Friday, December 21, 2012

God, You, & Luke 2: Day 21

I'm sitting by a toasty fire listening to Mary Grace play her violin as I type. It's the first full day of Christmas break for all the kiddos. We've baked cookies today and soup is planned for supper on this windy, snowy day. We don't have any candles burning, but our house still smells good and Christmassy.

You know what I mean when I say it smells Christmassy. So does a pastor I respect, Tim Keller. In a recent Christmas sermon I listened to by him, he very accurately pointed out that "the smells of the stable were not cinnamon and spice. They were urine and manure."

I haven't seen any Yankee Candles by those names in the stores this holiday season.

Reality checks are good for us, aren't they?

Lou and I are not farm people. We don't frequent barns very often. Which means, neither do our kids. So one Christmas, when Luke and Hannah were the only little Harrises around, Lou and I took them out to our former pastor's barn. Ray Leininger had shared that every Christmas, he and his wife trotted their grandkids out to the barn where he kept some bottle fed calves. There, they'd sit on hay bales just outside a pen where the calves were kept, and read the Christmas story to them.  I thought that sounded cool, like it would help make the Christmas story come alive a bit for our two little ones, and got his permission to trot our kids out to his barn to do the same thing.

I can't imagine giving birth in a barn amid the hay and the dirt and the animals and their "stuff" and those smells.

But God imagined it. He planned it. He came low - amid the hay and the dirt and the animals and their "stuff" and those smells. He came low - amid...us.

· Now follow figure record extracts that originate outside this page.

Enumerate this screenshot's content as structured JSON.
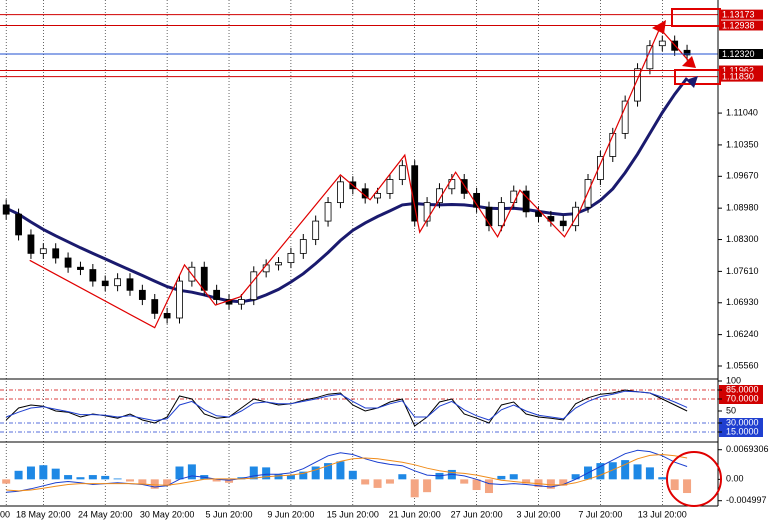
{
  "chart_data": [
    {
      "type": "candlestick",
      "categories": [
        "00",
        null,
        null,
        "18 May 20:00",
        null,
        null,
        null,
        null,
        "24 May 20:00",
        null,
        null,
        null,
        null,
        "30 May 20:00",
        null,
        null,
        null,
        null,
        "5 Jun 20:00",
        null,
        null,
        null,
        null,
        "9 Jun 20:00",
        null,
        null,
        null,
        null,
        "15 Jun 20:00",
        null,
        null,
        null,
        null,
        "21 Jun 20:00",
        null,
        null,
        null,
        null,
        "27 Jun 20:00",
        null,
        null,
        null,
        null,
        "3 Jul 20:00",
        null,
        null,
        null,
        null,
        "7 Jul 20:00",
        null,
        null,
        null,
        null,
        "13 Jul 20:00",
        null,
        null
      ],
      "open": [
        1.0905,
        1.0885,
        1.084,
        1.08,
        1.081,
        1.079,
        1.077,
        1.0765,
        1.074,
        1.073,
        1.0745,
        1.072,
        1.07,
        1.067,
        1.066,
        1.074,
        1.077,
        1.072,
        1.07,
        1.069,
        1.07,
        1.076,
        1.0775,
        1.078,
        1.08,
        1.083,
        1.087,
        1.091,
        1.0955,
        1.094,
        1.092,
        1.093,
        1.096,
        1.099,
        1.087,
        1.091,
        1.094,
        1.096,
        1.093,
        1.09,
        1.086,
        1.091,
        1.0935,
        1.089,
        1.088,
        1.087,
        1.086,
        1.09,
        1.096,
        1.101,
        1.106,
        1.113,
        1.12,
        1.125,
        1.126,
        1.124
      ],
      "high": [
        1.0917,
        1.0897,
        1.0852,
        1.0822,
        1.0822,
        1.0802,
        1.0782,
        1.0777,
        1.0752,
        1.0757,
        1.0757,
        1.0732,
        1.0712,
        1.0682,
        1.0752,
        1.0782,
        1.0782,
        1.0732,
        1.0712,
        1.0712,
        1.0772,
        1.0787,
        1.0792,
        1.0812,
        1.0842,
        1.0882,
        1.0922,
        1.0967,
        1.0967,
        1.0952,
        1.0942,
        1.0972,
        1.1002,
        1.1002,
        1.0922,
        1.0952,
        1.0972,
        1.0972,
        1.0942,
        1.0912,
        1.0922,
        1.0947,
        1.0947,
        1.0902,
        1.0892,
        1.0882,
        1.0912,
        1.0972,
        1.1022,
        1.1072,
        1.1142,
        1.1212,
        1.1262,
        1.1272,
        1.1272,
        1.1252
      ],
      "low": [
        1.0873,
        1.0828,
        1.0788,
        1.0788,
        1.0778,
        1.0758,
        1.0753,
        1.0728,
        1.0718,
        1.0718,
        1.0708,
        1.0688,
        1.0658,
        1.0648,
        1.0648,
        1.0728,
        1.0708,
        1.0688,
        1.0678,
        1.0678,
        1.0688,
        1.0748,
        1.0763,
        1.0768,
        1.0788,
        1.0818,
        1.0858,
        1.0898,
        1.0928,
        1.0908,
        1.0908,
        1.0918,
        1.0948,
        1.0858,
        1.0858,
        1.0898,
        1.0928,
        1.0918,
        1.0888,
        1.0848,
        1.0848,
        1.0898,
        1.0878,
        1.0868,
        1.0858,
        1.0848,
        1.0848,
        1.0888,
        1.0948,
        1.0998,
        1.1048,
        1.1118,
        1.1188,
        1.1238,
        1.1228,
        1.1218
      ],
      "close": [
        1.0885,
        1.084,
        1.08,
        1.081,
        1.079,
        1.077,
        1.0765,
        1.074,
        1.073,
        1.0745,
        1.072,
        1.07,
        1.067,
        1.066,
        1.074,
        1.077,
        1.072,
        1.07,
        1.069,
        1.07,
        1.076,
        1.0775,
        1.078,
        1.08,
        1.083,
        1.087,
        1.091,
        1.0955,
        1.094,
        1.092,
        1.093,
        1.096,
        1.099,
        1.087,
        1.091,
        1.094,
        1.096,
        1.093,
        1.09,
        1.086,
        1.091,
        1.0935,
        1.089,
        1.088,
        1.087,
        1.086,
        1.09,
        1.096,
        1.101,
        1.106,
        1.113,
        1.12,
        1.125,
        1.126,
        1.124,
        1.123
      ],
      "up_color": "#ffffff",
      "down_color": "#000000",
      "series": [
        {
          "color": "#1a1a6e",
          "values": [
            1.0898,
            1.0885,
            1.0868,
            1.0852,
            1.0838,
            1.0825,
            1.0812,
            1.08,
            1.0788,
            1.0776,
            1.0764,
            1.0752,
            1.074,
            1.0728,
            1.072,
            1.0716,
            1.071,
            1.0703,
            1.0697,
            1.0695,
            1.07,
            1.071,
            1.0722,
            1.0738,
            1.0756,
            1.0778,
            1.0802,
            1.0828,
            1.085,
            1.0866,
            1.088,
            1.0892,
            1.0905,
            1.0908,
            1.0906,
            1.0905,
            1.0906,
            1.0905,
            1.0902,
            1.0898,
            1.0897,
            1.0898,
            1.0895,
            1.0891,
            1.0887,
            1.0884,
            1.0886,
            1.0897,
            1.0915,
            1.094,
            1.0975,
            1.1015,
            1.106,
            1.1105,
            1.1145,
            1.118
          ]
        }
      ],
      "zigzag": {
        "color": "#e00000",
        "x": [
          1.9,
          12,
          14.4,
          16.9,
          18.9,
          27,
          29.4,
          32.2,
          33.4,
          36.3,
          39.7,
          41.5,
          45.1,
          46.3,
          52.8,
          55.2
        ],
        "values": [
          1.0785,
          1.0639,
          1.0775,
          1.0688,
          1.0706,
          1.097,
          1.0916,
          1.1013,
          1.0846,
          1.0976,
          1.0836,
          1.0937,
          1.0836,
          1.089,
          1.1288,
          1.1215
        ]
      },
      "price_levels": {
        "values": [
          1.13173,
          1.12938,
          1.1232,
          1.11962,
          1.1183
        ],
        "value_labels": [
          "1.13173",
          "1.12938",
          "1.12320",
          "1.11962",
          "1.11830"
        ],
        "colors": [
          "#d00000",
          "#d00000",
          "#1f4fd0",
          "#d00000",
          "#d00000"
        ],
        "label_colors": [
          "#d00000",
          "#d00000",
          "#000000",
          "#d00000",
          "#d00000"
        ]
      },
      "ylim": [
        1.053,
        1.1349
      ],
      "yticks": [
        {
          "value": 1.0556,
          "label": "1.05560"
        },
        {
          "value": 1.0624,
          "label": "1.06240"
        },
        {
          "value": 1.0693,
          "label": "1.06930"
        },
        {
          "value": 1.0761,
          "label": "1.07610"
        },
        {
          "value": 1.083,
          "label": "1.08300"
        },
        {
          "value": 1.0898,
          "label": "1.08980"
        },
        {
          "value": 1.0967,
          "label": "1.09670"
        },
        {
          "value": 1.1035,
          "label": "1.10350"
        },
        {
          "value": 1.1104,
          "label": "1.11040"
        }
      ]
    },
    {
      "type": "line",
      "series": [
        {
          "color": "#000000",
          "values": [
            35,
            55,
            60,
            58,
            50,
            48,
            40,
            45,
            42,
            38,
            45,
            35,
            30,
            40,
            75,
            70,
            45,
            38,
            40,
            55,
            70,
            65,
            60,
            62,
            68,
            72,
            78,
            80,
            60,
            50,
            55,
            65,
            70,
            25,
            40,
            65,
            70,
            45,
            38,
            30,
            60,
            65,
            45,
            40,
            38,
            35,
            62,
            72,
            78,
            80,
            85,
            82,
            80,
            70,
            60,
            50
          ]
        },
        {
          "color": "#2040d0",
          "values": [
            40,
            48,
            55,
            57,
            53,
            49,
            44,
            44,
            43,
            40,
            42,
            38,
            34,
            37,
            60,
            66,
            52,
            42,
            40,
            50,
            63,
            65,
            62,
            62,
            66,
            70,
            75,
            78,
            66,
            55,
            55,
            62,
            67,
            40,
            40,
            58,
            66,
            52,
            42,
            35,
            52,
            60,
            50,
            43,
            40,
            37,
            55,
            66,
            74,
            78,
            83,
            82,
            80,
            73,
            65,
            56
          ]
        }
      ],
      "ylim": [
        0,
        100
      ],
      "yticks": [
        100,
        {
          "value": 85,
          "label": "85.0000"
        },
        {
          "value": 70,
          "label": "70.0000"
        },
        50,
        {
          "value": 30,
          "label": "30.0000"
        },
        {
          "value": 15,
          "label": "15.0000"
        }
      ],
      "ytick_colors": [
        null,
        "#d00000",
        "#d00000",
        null,
        "#1f3fd0",
        "#1f3fd0"
      ]
    },
    {
      "type": "bar",
      "values": [
        -0.001,
        0.002,
        0.003,
        0.0033,
        0.0025,
        0.001,
        0.0005,
        0.001,
        0.0008,
        0.0002,
        -0.0005,
        -0.0012,
        -0.0022,
        -0.0015,
        0.003,
        0.0035,
        0.001,
        -0.0005,
        -0.0008,
        0.0005,
        0.003,
        0.0028,
        0.0012,
        0.001,
        0.0018,
        0.003,
        0.0038,
        0.0042,
        0.002,
        -0.0012,
        -0.002,
        -0.001,
        0.0012,
        -0.0042,
        -0.003,
        0.0015,
        0.0022,
        -0.001,
        -0.0025,
        -0.0032,
        0.0008,
        0.0012,
        -0.001,
        -0.0018,
        -0.0022,
        -0.0015,
        0.0012,
        0.003,
        0.0038,
        0.004,
        0.0045,
        0.0035,
        0.0028,
        0.0005,
        -0.0025,
        -0.0032
      ],
      "color": "#1e88e5",
      "negative_color": "#f4a582",
      "series": [
        {
          "color": "#1a3fd0",
          "values": [
            -0.003,
            -0.0028,
            -0.0022,
            -0.0015,
            -0.0008,
            -0.0005,
            -0.0008,
            -0.0012,
            -0.001,
            -0.0008,
            -0.001,
            -0.0012,
            -0.0018,
            -0.0015,
            0.0,
            0.0008,
            0.0005,
            0.0,
            -0.0002,
            0.0002,
            0.0008,
            0.0012,
            0.0012,
            0.0015,
            0.0025,
            0.004,
            0.0055,
            0.0062,
            0.0058,
            0.0048,
            0.004,
            0.0035,
            0.0032,
            0.002,
            0.001,
            0.0008,
            0.0012,
            0.0008,
            0.0,
            -0.001,
            -0.0012,
            -0.001,
            -0.0012,
            -0.0015,
            -0.0018,
            -0.0012,
            0.0,
            0.0015,
            0.003,
            0.0045,
            0.006,
            0.0068,
            0.0065,
            0.0055,
            0.004,
            0.003
          ]
        },
        {
          "color": "#f08c1a",
          "values": [
            -0.0025,
            -0.0027,
            -0.0025,
            -0.0021,
            -0.0016,
            -0.0012,
            -0.001,
            -0.001,
            -0.001,
            -0.001,
            -0.001,
            -0.0011,
            -0.0013,
            -0.0014,
            -0.001,
            -0.0005,
            0.0,
            0.0001,
            0.0001,
            0.0001,
            0.0003,
            0.0006,
            0.0008,
            0.001,
            0.0014,
            0.0022,
            0.0032,
            0.0042,
            0.0048,
            0.005,
            0.0048,
            0.0044,
            0.004,
            0.0034,
            0.0026,
            0.002,
            0.0016,
            0.0014,
            0.001,
            0.0004,
            -0.0002,
            -0.0005,
            -0.0008,
            -0.001,
            -0.0013,
            -0.0013,
            -0.0008,
            0.0,
            0.001,
            0.0022,
            0.0035,
            0.0048,
            0.0056,
            0.0058,
            0.0055,
            0.005
          ]
        }
      ],
      "ylim": [
        -0.006,
        0.0085
      ],
      "yticks": [
        0.0069306,
        {
          "value": 0,
          "label": "0.00"
        },
        -0.004997
      ]
    }
  ]
}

I'm glad real manger smells are not what wafts through our houses at this time of year (or any time of year, for that matter). But I hope, after hearing Keller's statement, I'll think twice when I light a candle or walk into a house that smells Christmassy. I know my first thought will be, as it should be, "How lovely!"  But the thought I want to have follow on the heels of that first one - the one I want to train myself to think when I smell those lovely smells is just a bit opposite. I want those lovely smells to trigger the thought, "How lovely, How lowly."